Die Schritte zum Netzwerkaufbau sind im Skript Netzwerkmanagement beschrieben.
Um den eigenen Netzwerkprozess besser beurteilen zu können, haben wir für die Weiterbildung einen Leitfaden entwickelt. Die dort formulierten Sätze, helfen konkrete Schritte zu identifizieren und den eigenen Prozessstand festzustellen. Anschließend fällt es leichter, sich Ziele für den nächsten Schritt zu setzen.
6. Ziele richtig formulieren
Sich Ziele zu setzen ist eine tägliche Aufgabe, die wir teils bewusst, teils unbewusst erfüllen. Ziele richtig zu formulieren, ist jedoch keine einfache Aufgabe. Ein Ziel ist kein vager Wunsch. Ein Ziel ist konkret, eindeutig, präzise und positiv formuliert.

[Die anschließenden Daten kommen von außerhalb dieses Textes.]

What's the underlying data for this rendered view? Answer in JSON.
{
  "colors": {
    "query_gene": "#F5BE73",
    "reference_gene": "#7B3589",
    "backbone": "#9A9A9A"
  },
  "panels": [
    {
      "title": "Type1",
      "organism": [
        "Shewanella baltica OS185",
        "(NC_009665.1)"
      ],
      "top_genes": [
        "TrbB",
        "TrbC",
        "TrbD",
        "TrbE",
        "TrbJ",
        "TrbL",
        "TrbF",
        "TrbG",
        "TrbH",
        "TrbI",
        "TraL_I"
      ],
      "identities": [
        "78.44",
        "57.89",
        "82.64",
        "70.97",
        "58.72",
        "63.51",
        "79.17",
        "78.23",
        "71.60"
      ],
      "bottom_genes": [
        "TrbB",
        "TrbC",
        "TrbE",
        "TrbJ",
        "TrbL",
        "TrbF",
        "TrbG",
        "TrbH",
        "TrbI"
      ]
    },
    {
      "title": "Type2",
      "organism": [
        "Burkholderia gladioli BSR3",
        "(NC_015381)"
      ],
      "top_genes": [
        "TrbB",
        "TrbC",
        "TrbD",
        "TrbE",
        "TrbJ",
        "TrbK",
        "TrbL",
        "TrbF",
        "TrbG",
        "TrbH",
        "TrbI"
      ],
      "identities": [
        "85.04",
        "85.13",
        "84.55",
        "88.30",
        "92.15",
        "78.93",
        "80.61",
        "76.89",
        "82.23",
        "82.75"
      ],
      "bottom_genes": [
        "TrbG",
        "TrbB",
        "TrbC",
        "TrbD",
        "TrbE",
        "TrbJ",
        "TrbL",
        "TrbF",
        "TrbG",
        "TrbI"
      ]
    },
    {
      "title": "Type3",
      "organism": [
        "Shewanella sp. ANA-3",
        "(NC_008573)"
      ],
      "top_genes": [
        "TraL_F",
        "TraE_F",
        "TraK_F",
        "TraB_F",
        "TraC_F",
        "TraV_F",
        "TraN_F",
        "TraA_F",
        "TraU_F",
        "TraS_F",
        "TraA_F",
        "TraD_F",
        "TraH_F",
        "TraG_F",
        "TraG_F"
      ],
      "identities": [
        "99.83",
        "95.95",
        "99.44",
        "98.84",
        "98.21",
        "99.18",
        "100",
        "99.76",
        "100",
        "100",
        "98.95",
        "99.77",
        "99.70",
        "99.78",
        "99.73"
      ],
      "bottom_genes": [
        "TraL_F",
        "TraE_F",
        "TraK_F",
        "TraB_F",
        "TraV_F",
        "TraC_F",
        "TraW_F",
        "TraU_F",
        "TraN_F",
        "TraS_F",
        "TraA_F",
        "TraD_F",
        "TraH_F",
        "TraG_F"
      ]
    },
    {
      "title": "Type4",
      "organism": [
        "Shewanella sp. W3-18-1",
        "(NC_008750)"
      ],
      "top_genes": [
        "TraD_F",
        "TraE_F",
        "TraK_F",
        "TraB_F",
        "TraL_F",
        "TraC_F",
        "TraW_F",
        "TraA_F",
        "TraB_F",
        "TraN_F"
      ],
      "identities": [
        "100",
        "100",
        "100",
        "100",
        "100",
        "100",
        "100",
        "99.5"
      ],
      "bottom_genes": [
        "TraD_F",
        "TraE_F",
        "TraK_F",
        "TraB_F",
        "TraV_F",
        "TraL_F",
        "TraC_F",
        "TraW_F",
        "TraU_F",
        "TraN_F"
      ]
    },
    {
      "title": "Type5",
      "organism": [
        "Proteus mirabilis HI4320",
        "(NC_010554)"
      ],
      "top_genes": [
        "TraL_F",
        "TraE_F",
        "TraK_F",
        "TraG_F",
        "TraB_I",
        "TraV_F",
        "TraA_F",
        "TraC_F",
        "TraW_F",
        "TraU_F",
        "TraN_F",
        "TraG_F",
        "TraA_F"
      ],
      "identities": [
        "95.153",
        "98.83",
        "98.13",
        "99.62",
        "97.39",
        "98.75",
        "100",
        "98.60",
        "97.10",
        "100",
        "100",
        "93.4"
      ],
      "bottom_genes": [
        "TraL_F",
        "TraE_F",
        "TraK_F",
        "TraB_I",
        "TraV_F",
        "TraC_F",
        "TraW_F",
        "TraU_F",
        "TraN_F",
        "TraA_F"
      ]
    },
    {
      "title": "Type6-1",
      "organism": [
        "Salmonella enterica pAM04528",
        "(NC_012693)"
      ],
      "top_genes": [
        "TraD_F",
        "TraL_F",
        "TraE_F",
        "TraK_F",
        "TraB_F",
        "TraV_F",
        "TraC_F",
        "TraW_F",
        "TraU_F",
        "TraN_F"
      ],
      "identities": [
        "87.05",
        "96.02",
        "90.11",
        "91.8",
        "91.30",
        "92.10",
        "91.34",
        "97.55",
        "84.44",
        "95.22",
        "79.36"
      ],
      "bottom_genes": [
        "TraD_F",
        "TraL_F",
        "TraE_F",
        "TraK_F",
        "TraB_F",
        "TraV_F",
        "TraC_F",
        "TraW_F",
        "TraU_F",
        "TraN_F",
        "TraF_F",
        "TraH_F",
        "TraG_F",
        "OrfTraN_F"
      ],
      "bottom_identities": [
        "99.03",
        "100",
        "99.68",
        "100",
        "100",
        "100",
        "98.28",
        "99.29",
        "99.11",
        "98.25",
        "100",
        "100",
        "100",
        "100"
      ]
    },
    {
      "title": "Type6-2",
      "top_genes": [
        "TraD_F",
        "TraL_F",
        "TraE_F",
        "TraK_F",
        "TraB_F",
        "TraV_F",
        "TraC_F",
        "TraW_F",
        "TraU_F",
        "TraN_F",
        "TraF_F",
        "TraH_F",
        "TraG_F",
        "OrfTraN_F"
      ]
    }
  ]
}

Ein Ziel erfüllt folgende Kriterien:
- spezifisch
- messbar
- attraktiv
- realistisch
- terminiert
Mit diesen Kriterien lassen sich Ziele formulieren, deren Erreichen auch überprüft werden kann. In der Regel braucht es mehrere Teilziele, um ein großes Ziel zu erreichen. Teilziele sind nicht nur sinnvoll, um eventuell korrigierend in einen Prozess eingreifen zu können, sondern auch um kleinere Erfolge bereits kurzfristig sichtbar machen zu können.

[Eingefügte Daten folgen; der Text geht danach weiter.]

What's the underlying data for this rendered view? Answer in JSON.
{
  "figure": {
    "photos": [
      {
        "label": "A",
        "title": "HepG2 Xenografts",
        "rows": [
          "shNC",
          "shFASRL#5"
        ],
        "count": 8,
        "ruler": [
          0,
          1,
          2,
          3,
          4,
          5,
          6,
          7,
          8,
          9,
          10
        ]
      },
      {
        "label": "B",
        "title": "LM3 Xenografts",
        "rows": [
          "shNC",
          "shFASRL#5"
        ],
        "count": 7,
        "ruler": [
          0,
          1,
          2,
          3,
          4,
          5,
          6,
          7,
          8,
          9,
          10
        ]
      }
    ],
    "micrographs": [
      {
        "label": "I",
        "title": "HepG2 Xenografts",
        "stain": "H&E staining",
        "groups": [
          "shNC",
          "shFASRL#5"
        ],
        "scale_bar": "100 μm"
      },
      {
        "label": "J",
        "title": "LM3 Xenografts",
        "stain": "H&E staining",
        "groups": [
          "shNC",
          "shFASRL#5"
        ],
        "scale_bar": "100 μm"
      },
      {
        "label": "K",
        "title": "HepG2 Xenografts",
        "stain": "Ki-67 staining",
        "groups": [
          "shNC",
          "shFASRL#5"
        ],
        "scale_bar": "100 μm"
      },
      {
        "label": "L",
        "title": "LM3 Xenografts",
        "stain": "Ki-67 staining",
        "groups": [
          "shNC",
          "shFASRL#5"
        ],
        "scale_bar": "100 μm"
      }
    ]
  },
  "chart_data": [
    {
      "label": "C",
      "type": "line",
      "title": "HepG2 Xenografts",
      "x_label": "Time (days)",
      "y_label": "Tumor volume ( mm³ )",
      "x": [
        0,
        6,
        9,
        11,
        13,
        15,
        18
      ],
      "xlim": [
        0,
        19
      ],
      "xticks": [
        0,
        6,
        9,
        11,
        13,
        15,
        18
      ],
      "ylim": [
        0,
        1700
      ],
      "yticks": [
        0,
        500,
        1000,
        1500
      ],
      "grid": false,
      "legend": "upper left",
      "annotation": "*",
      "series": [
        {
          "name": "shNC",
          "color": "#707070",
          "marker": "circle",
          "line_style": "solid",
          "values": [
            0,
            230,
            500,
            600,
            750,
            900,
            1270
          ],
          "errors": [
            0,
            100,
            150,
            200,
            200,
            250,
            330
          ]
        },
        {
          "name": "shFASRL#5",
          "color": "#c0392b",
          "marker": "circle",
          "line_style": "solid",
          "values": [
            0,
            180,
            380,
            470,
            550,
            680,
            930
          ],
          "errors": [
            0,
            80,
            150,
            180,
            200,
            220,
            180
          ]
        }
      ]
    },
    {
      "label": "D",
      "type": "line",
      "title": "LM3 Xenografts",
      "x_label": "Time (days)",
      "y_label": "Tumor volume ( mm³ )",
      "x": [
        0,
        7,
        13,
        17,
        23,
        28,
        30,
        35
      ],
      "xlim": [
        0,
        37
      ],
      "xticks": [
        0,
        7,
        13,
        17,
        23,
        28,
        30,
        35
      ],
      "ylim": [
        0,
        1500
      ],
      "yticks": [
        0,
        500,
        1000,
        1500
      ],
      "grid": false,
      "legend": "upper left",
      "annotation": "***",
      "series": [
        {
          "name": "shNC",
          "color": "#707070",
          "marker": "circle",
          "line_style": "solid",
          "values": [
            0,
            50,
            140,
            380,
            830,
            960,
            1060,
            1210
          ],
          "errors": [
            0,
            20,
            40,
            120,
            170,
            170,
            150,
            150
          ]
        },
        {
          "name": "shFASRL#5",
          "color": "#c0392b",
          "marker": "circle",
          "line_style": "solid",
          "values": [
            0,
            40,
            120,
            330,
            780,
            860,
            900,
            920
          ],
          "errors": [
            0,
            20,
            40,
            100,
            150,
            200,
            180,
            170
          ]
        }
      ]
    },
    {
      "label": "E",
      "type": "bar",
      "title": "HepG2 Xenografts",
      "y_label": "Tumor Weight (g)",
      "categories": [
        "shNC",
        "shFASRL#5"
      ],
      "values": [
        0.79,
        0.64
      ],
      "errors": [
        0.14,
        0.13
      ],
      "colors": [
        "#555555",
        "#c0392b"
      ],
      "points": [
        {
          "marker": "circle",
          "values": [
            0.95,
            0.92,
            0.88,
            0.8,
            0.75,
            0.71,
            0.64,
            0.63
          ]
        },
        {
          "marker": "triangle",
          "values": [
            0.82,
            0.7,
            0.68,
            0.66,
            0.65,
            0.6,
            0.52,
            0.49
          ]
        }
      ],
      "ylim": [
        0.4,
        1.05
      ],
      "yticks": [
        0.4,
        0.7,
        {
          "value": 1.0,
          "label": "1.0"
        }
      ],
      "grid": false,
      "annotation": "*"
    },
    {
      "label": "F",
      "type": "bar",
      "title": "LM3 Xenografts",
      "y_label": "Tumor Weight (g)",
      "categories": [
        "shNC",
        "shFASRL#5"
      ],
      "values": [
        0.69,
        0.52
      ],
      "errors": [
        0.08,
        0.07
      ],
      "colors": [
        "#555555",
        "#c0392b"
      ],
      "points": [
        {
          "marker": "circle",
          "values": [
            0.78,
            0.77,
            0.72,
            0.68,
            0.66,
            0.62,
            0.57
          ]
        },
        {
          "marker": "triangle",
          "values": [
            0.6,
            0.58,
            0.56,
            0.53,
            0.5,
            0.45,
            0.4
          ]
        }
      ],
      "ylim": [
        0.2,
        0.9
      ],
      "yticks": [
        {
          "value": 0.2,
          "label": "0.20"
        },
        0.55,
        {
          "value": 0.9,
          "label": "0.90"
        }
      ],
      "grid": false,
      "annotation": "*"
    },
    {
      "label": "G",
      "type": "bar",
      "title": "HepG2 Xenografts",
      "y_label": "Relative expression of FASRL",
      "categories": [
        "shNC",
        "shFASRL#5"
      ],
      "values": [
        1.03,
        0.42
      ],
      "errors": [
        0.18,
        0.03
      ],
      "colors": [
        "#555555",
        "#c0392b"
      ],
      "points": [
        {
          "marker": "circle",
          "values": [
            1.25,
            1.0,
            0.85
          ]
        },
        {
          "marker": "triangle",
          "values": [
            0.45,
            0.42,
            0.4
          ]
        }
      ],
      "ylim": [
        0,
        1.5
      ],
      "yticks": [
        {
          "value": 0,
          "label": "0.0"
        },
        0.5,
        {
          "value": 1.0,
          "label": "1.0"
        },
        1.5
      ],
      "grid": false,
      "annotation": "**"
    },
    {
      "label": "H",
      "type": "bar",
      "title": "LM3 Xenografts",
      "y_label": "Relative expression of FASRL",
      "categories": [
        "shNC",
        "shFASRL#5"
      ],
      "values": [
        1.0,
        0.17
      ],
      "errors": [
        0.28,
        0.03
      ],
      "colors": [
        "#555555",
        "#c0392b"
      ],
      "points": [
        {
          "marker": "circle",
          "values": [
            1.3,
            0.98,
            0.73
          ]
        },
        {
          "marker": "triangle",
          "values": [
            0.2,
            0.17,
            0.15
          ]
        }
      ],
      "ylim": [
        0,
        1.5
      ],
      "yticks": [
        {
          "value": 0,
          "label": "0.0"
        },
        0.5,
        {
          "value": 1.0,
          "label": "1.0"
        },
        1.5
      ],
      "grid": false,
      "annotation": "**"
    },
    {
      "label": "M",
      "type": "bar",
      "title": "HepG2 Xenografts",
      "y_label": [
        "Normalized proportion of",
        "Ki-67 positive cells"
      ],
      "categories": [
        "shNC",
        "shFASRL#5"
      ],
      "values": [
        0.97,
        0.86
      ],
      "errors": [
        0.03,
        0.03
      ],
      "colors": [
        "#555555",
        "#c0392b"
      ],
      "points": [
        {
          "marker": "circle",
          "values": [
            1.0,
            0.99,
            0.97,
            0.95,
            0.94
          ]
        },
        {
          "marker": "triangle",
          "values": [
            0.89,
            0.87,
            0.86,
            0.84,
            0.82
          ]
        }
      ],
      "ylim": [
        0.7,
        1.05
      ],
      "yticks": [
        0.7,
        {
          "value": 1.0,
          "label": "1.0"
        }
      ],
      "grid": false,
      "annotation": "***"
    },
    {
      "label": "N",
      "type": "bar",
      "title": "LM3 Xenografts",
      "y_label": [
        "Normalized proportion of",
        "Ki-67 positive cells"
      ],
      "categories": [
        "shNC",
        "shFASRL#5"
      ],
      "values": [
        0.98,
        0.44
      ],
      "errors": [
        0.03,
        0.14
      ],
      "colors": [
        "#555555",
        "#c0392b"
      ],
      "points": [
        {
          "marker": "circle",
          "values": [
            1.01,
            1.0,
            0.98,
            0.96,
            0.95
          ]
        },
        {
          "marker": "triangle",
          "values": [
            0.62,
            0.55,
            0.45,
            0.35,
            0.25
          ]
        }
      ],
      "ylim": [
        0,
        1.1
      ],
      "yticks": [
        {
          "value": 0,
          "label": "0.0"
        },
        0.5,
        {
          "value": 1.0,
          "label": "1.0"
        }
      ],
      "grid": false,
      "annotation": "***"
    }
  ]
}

7. Grundlagen der Kommunikation
Kommunikation findet immer statt. Auch wenn wir nicht reden, kommunizieren wir durch Gestik, Mimik oder Körperhaltung. Sobald zwei Individuen sich wahrnehmen, kommunizieren sie bewusst oder unbewusst miteinander. Die Transaktionsanalyse des kanadischen Psychiaters Eric Berne (1910-1970) hilft, Kommunikation besser zu verstehen. Dies ist insbesondere beim Aufbau von und bei der Arbeit in Netzwerken ein wichtiger Erfolgsfaktor.
Die Transaktionsanalyse wird im Skript Netzwerkmanagement erklärt.